There is a high incidence of sepsis-related AKI [17]. Early volume expansion remains an important facet of sepsis management, and traditional thought is that the increased renal flow may treat or prevent sepsis-related AKI [17]. The typical mental construct of sepsis-related AKI is of a flow-starved kidney; physiologic studies have not confirmed this paradigm [17]. Induced sepsis in the animal model suggests an increase in renal blood flow, with intrarenal shunting and microcirculatory dysfunction [17], but despite increased knowledge of this phenomenon, we fall prey to the illusory truth effect (i.e., if something is consistently repeated, it must be true). It is crucial to treat intravascular depletion as this can lead to AKI, but volume overload can be similarly detrimental and may lead to the maintenance of kidney impairment in the critically ill [18]. The kidney is an immensely complicated organ. Therefore, the diagnosis and management of AKI should have a corresponding level of critical analysis. We must maintain a skeptic’s eye on repeated “truths.”

Contrast-induced AKI: conservatism bias (inadequate revision of belief when presented with new evidence)
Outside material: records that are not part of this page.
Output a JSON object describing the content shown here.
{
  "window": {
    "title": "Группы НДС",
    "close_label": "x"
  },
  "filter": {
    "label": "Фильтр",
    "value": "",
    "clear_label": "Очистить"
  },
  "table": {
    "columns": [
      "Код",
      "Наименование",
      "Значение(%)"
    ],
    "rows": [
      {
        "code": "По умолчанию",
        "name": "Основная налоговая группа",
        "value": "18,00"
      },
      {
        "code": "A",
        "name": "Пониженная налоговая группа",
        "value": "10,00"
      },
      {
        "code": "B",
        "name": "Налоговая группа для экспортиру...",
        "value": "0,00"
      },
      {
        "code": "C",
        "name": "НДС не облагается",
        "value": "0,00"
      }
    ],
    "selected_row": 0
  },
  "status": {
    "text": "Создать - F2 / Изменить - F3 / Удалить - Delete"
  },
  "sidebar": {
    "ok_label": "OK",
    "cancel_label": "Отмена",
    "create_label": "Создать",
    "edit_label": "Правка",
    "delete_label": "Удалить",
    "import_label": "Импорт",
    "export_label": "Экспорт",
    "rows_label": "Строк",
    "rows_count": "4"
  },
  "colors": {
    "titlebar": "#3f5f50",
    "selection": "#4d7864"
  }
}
Contrast-induced nephropathy (CIN) is defined as an increase in creatinine of 0.3 mg/dl within 48 to 72 hours to exposure [19]. Implied within the definition of CI-AKI is causality, but a growing body of evidence suggests the correlation is weak at best [18]. Since the first description of CIN [19], the most common form of contrast used is markedly less nephrotoxic than earlier iterations, but given there has been no commensurate revision of the perceived risk of renal injury, conservatism bias is maintained. Both the incidence of AKI and frequency of contrast used in the critically ill remain high [19], but there is a higher probability that renal injury is due to other etiologies (e.g., sepsis, medications, and volume overload) [18]. Tests should be performed with a clear analysis of the risks and benefits. Modern contrast is no longer hyperosmolar; the risk for AKI is likely low. Therefore, the better question is whether the addition of contrast will help change management. It is time for a revision of beliefs concerning contrast as a nephrotoxic agent.

Volume tolerance: automation bias (algorithms and automation trump clinical judgment)
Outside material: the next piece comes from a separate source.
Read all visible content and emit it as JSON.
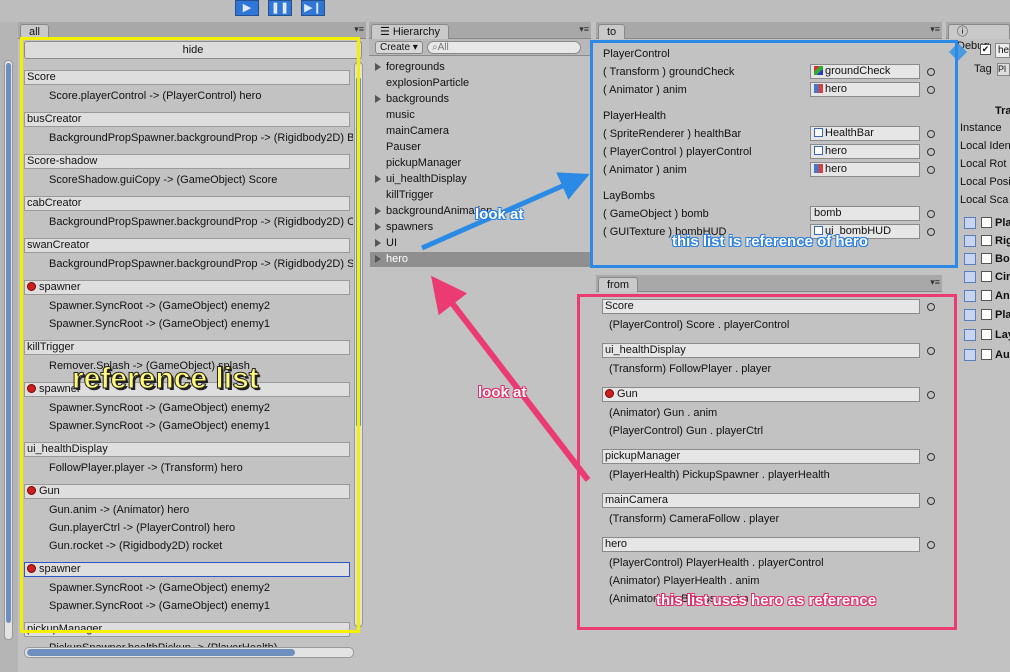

Assessment of volume status is a crucial part of the evaluation of a critically ill patient. Both volume depletion and volume overload can lead to complications, but most algorithms (whether they are mandated or internal) favor volume administration [18]. Patients presenting to the emergency department or ICU suspected of sepsis will receive 30 ccs/kg of fluid, sometimes without deliberation of the patient’s tolerance to fluids. We fall prey to the automation bias. Most patients will tolerate the sepsis bolus, but as intensivists with the ability to use ultrasound, we can identify the patients that will be harmed by large fluid bolus. Volume tolerance can be summarized in one question: “Will I cause harm if I administer fluids to my patient?” Patients with pulmonary edema, right ventricular dysfunction, or IAH would be volume intolerant as fluids would likely exacerbate the clinical scenario. Ultrasound is a quick, inexpensive method to assess for volume tolerance, and should be incorporated into any decision to give fluids in the critically ill. Protocols have an essential role in the ICU, but vigilance needs to be maintained to identify potential patient harm by automation and algorithms.

Conclusions

The ICU is an extraordinarily complex environment which can be cognitively taxing for intensivists. When difficult decision making is frequent and sustained, intensivists are predisposed to cognitive biases which can lead to poor outcomes for patients. Addressing the problem of cognitive biases in ICU requires intellectual humility to recognize the fallibility of the human mind, paving the way for metacognition. We propose the use of metacognition in the ICU for a higher vantage point to view our errors in logic, which can only benefit our patients.